I still think that what ever conductor is deposited on the inside of the glass must be thick to carry the thermal load, even if the skin effect makes the effective electrical resistance high. It will also need to be thick to keep from peeling off the glass due to differential thermal expansion.

The next question is, is it possible to make a SPIRAL pattern of silver, and run one end out the tip and the other out the big end and plate it with enough copper to do straight resistance heating?

Mike
Re: Glass nozzles for extruders
October 20, 2010 01:49PM
Not only is there the skin effect, there's also the fact that you can just pump a ton of current through the copper until it heats up. Having a small number of turns on the primary winding will induce a small voltage in the secondary, and for a low-resistance secondary, that should result in an extremely high current.

I'm stil working through the math. I hope to soon have a closed-form expression for the power in the secondary, and the voltage across the primary, as a function of all the relevant parameters.
Re: Glass nozzles for extruders
October 20, 2010 05:29PM
Could you do induction as you are planning with a high resistance primary driven at high frequency?

eg: Would you gain any effect making the primary out of nichrome, thereby having the option to heat the glass on the inside AND the outside?

Just thinking it might be possible to drive this with DC to get the glass close to temp/warm, then drive it with high frequency AC to keep it there using induction heating.
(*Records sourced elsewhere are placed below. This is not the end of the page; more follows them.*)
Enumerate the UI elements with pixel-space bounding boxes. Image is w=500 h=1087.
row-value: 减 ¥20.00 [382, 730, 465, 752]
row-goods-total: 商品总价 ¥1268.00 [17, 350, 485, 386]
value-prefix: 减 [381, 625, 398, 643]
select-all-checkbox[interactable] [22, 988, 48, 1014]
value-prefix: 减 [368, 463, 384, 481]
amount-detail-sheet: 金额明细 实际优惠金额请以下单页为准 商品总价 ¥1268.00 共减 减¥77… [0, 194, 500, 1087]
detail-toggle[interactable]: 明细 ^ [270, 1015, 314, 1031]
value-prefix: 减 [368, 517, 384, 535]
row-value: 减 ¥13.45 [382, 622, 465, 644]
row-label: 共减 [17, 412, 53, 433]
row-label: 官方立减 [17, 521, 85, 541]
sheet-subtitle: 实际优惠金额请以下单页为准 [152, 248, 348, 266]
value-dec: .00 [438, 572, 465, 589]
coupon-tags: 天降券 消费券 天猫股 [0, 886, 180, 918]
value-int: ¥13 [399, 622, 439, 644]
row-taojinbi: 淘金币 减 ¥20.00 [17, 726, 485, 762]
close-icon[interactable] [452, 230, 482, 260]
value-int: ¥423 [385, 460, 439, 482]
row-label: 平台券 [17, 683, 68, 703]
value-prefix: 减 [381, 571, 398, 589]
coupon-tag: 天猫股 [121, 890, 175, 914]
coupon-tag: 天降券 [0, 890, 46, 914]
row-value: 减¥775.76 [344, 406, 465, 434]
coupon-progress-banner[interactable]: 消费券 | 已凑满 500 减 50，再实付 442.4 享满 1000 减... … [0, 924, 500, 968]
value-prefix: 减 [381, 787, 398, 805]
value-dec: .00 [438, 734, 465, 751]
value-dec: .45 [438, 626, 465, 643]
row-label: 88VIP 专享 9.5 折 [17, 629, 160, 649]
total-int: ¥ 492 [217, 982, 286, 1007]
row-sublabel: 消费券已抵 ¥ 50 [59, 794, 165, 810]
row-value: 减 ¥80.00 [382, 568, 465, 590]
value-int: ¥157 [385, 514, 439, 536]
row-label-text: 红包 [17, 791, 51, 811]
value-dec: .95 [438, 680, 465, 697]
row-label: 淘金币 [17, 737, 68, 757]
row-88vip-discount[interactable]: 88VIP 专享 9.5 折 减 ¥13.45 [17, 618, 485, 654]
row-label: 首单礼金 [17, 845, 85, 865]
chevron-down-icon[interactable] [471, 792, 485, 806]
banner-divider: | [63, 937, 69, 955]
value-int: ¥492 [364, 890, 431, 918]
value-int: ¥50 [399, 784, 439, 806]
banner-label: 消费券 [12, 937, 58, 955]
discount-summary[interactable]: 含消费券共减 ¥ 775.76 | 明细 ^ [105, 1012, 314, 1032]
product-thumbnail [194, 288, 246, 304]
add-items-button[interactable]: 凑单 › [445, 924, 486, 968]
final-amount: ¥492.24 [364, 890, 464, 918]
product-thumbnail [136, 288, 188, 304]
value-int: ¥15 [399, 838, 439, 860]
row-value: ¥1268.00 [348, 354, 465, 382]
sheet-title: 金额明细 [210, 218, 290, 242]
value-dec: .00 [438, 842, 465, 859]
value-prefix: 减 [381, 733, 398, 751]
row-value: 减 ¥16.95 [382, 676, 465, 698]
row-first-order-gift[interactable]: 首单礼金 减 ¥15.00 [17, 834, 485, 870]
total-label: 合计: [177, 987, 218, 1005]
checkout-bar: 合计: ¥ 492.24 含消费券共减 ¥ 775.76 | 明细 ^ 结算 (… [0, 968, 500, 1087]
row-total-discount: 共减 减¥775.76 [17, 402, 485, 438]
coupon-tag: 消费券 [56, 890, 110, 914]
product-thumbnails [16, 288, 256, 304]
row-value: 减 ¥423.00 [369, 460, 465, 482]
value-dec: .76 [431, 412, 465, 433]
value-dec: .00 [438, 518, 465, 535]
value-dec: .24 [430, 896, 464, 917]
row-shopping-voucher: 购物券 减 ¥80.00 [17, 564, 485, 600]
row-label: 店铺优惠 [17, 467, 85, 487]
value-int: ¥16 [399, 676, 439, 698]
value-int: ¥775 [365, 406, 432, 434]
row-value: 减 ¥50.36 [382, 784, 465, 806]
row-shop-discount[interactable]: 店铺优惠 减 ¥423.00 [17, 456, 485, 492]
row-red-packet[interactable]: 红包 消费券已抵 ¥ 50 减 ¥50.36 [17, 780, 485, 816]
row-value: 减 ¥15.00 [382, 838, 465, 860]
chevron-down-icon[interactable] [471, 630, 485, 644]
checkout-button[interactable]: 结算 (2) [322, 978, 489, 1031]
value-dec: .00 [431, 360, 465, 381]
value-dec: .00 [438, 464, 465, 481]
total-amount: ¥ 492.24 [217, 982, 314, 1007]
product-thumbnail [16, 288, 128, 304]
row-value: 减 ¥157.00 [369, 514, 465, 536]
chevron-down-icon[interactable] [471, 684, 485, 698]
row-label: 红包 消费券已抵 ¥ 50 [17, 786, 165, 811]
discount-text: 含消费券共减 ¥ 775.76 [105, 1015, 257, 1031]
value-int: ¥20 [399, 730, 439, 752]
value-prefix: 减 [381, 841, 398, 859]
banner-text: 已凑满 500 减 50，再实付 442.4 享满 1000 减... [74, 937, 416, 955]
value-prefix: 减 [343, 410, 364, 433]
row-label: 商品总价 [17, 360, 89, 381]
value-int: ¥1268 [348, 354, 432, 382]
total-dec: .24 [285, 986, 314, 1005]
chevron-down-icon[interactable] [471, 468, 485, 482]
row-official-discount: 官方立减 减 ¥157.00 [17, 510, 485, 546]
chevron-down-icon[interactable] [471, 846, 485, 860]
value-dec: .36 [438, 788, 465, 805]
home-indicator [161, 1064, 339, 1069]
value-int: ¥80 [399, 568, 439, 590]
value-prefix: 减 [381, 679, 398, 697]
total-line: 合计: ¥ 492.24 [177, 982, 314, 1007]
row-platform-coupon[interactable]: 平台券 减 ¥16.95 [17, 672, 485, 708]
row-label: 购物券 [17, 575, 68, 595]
I've not tried this, so it may not even be possible. Was just a thought.
Re: Glass nozzles for extruders
October 20, 2010 05:33PM
Well, I'm hoping to avoid heating the glass directly, in order to achieve a sharper hot-cold transition zone...
Re: Glass nozzles for extruders
October 20, 2010 08:34PM
Driving it with DC on nichrome is basically what we are doing now. If I could get the wire embedded in the inside of the glass tube, I would be happily promoting that. It would be a great way to do it with glass. But I have not yet figured out how to embed the nichrome wire in the glass without burning up the nichrome in the torch flame, let alone putting it on the inside without adding ridges to increase the friction of the plastic going through. Nichrome is an alloy of nickel, chrome, and copper so I doubt it can be electroplated on. I think we will have to stick with copper electroplated on for the smoothest induction heated element.